但它已经无法在这段时间内完成任务。我的未来计划是在5分钟内读取 100百万行。我不知道我可以增加或做得更好,以实现这个结果,以及实现我的未来目标。这是可能的,还是更好地使用spark的实时分析和使用例如hadoop更长的尾部数据(更老,然后1天或几个小时)?
非常感谢!
这是我的Spark应用程序代码:

  import sys 
import json
from pyspark import SparkConf
从pyspark.streaming导入StreamingContext
从pyspark.sql导入SQLContext,行
从pyspark.streaming.kafka import KafkaUtils
从datetime导入datetime,timedelta
from dateutil.parser import parse
从cassandra.cluster导入集群
import pytz
从dateutil.tz导入tzutc
tz = pytz.timezone('')
appname = str(sys.argv [1])$ ​​b $ b source = str(sys.argv [2])
cluster = Cluster(['localhost']);
session_statis = cluster.connect('keyspace')
def read_json(x):
try:
y = json.loads(x)
except:
y = 0
return y
def TransformInData(x):
try:
body = json.loads(x ['body'])
return 'articles'])
except:
return 0
def axesTransformData(x):
try:
body = json.loads(x ['body'])
return(body)
except:
return 0
def storeDataToCassandra(rdd):
rdd_cassandra = rdd.map(lambda x:(x [0], x [0],x [1] ['thumbnail'],x [1] ['title'],x [1] ['url'],datetime.strptime(parse(x [1] ['created_at'] ),源[x],源[x],源自x,y, ['category'] if x [1] ['category'] else'',x [1] ['channel'],x [1] ['genre']))\
.subtract article)
rdd_article = rdd_cassandra.map(lambda x:Row(id = x [1] [0],source = x [1] [5],thumbnail = x [1] [1],title = x [1] [2],url = x [1] [3],created_at = x [1] [4],category = x [1] [1] [8]))
rdd_schedule = rdd_cassandra.map(lambda x:Row(source = x [1] [5],type ='article',scheduled_for = x [1] [4] + timedelta (分钟= 5),id = x [1] [0]))
rdd_article_by_created_at = rdd_cassandra.map(lambda x:Row(source = x [1] [5],created_at = x [1] ],article = x [1] [0]))
rdd_article_by_url = rdd_cassandra.map(lambda x:Row(url = x [1] [3],article = x [1] b $ b if rdd_article.count()> 0:
result_rdd_article = sqlContext.createDataFrame(rdd_article)
result_rdd_article.write.format(org.apache.spark.sql.cassandra)。options如果rdd_schedule.count()> 0:
result_rdd_schedule = sqlContext.createDataFrame(rdd_schedule)

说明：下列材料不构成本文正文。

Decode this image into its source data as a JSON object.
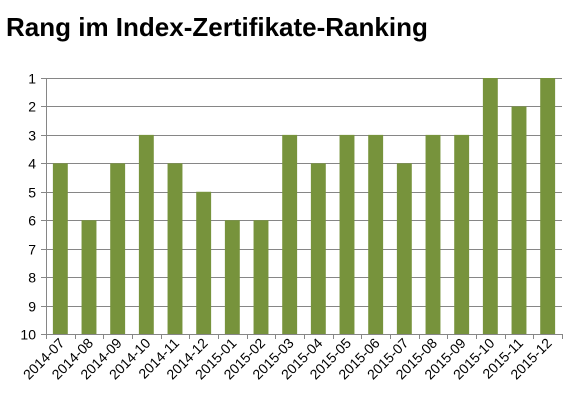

b result_rdd_schedule.write.format(org.apache.spark.sql.cassandra)。options(table =tablename,keyspace =keyspace)save(mode =append)
如果rdd_article_by_created_at。 count()> 0:
result_rdd_article_by_created_at = sqlContext.createDataFrame(rdd_article_by_created_at)
result_rdd_article_by_created_at.write.format(org.apache.spark.sql.cassandra)。options(table =tablename,如果rdd_article_by_url.count()> 0:
result_rdd_article_by_url = sqlContext.createDataFrame(rdd_article_by_url)
result_rdd_article_by_url.write.format(keyspace =keyspace (org.apache.spark.sql.cassandra)。options(table =tablename,keyspace =keyspace)save(mode =append)

def axesStoreToCassandra ):
axes_rdd = rdd.map(lambda x:Row(article = x [1] ['id'],at = datetime.now(),comments = x [1]如果axes_rdd.count()> 0:
result_axes_rdd = sqlContext,则
= x [1] ['attitudes'],reads = 0,shares = x [1] ['reposts']) createDataFrame(axes_rdd)
result_axes_rdd.write.format(org.apache.spark.sql.cassandra)。options(table =tablename,keyspace =keyspace)。save(mode =append)



def joinstream(rdd):
article_channels = articlestat.join(channels).map(lambda x:(x [1] [0] id'],{'id':x [1] [0] ['id'],'thumbnail':x [1] [0] ['title'],'url':x [1] [0] ['url'],'created_at':x [1] [0] ['created_at'],'source':x [1] [0 ] ['category'],'author':x [1] [1] [1] [1] 1] ['author']}))
speed_rdd = axes.map(lambda x:(x.article,[[x.at,x.comments,x.likes,x.reads,x.shares] ]))\
.reduceByKey(lambda x,y:x + y)\
.map(lambda x:(x [0],sorted(x [1],key = lambda y :y [0],y [0],reverse = True)[0],sorted(x [1],key = lambda y:y [0],reverse = True) 2 else(x [0],sorted(x [1],key = lambda y:y [0],reverse = True) ,reverse = True)[0] [0] -timedelta(seconds = 300),0,0,0,0]))\
.filter(lambda x:(x [1] [0] x [2] [0])。seconds> 0)\
.map(lambda x:(x [0],{'id':x [0],'comments':x [1] 1],'likes':x [1] [2],'reads':x [1] [3] (x [1] [4] -x [2] [4])/((x [1] [0] -x [2] [0])。seconds / 60.0) $ b .filter(lambda x:x [1] ['speed']> = 0)\
.filter(lambda x:x [1] ['shares']> 0)
statistics = article_channels.join(speed_rdd)\
.map(lambda x:{'id':x [1] [0] ['id'],'thumbnail':x [1] [0] ['thumbnail'],'title':x [1] [0] ['title'],'url':x [1] [0] ['url'],'created_at':x [1] [0 ] [x] [x] [x] [x] [x] [x] [x] 0] [1] [1] [1] [1] [1] [1] [1] [1] ['likes'],'读取':x [1] [1] ['reads'],'shares':x [1] [1] ['shares' ]
timeone =(timedelta(hours = 1)
timethree = datetime.now() - timedelta(hours = 3)
b timesix = datetime.now() - timedelta(hours = 6)
timetwelve = datetime.now() - timedelta(hours = 12)
timetwentyfour = datetime.now )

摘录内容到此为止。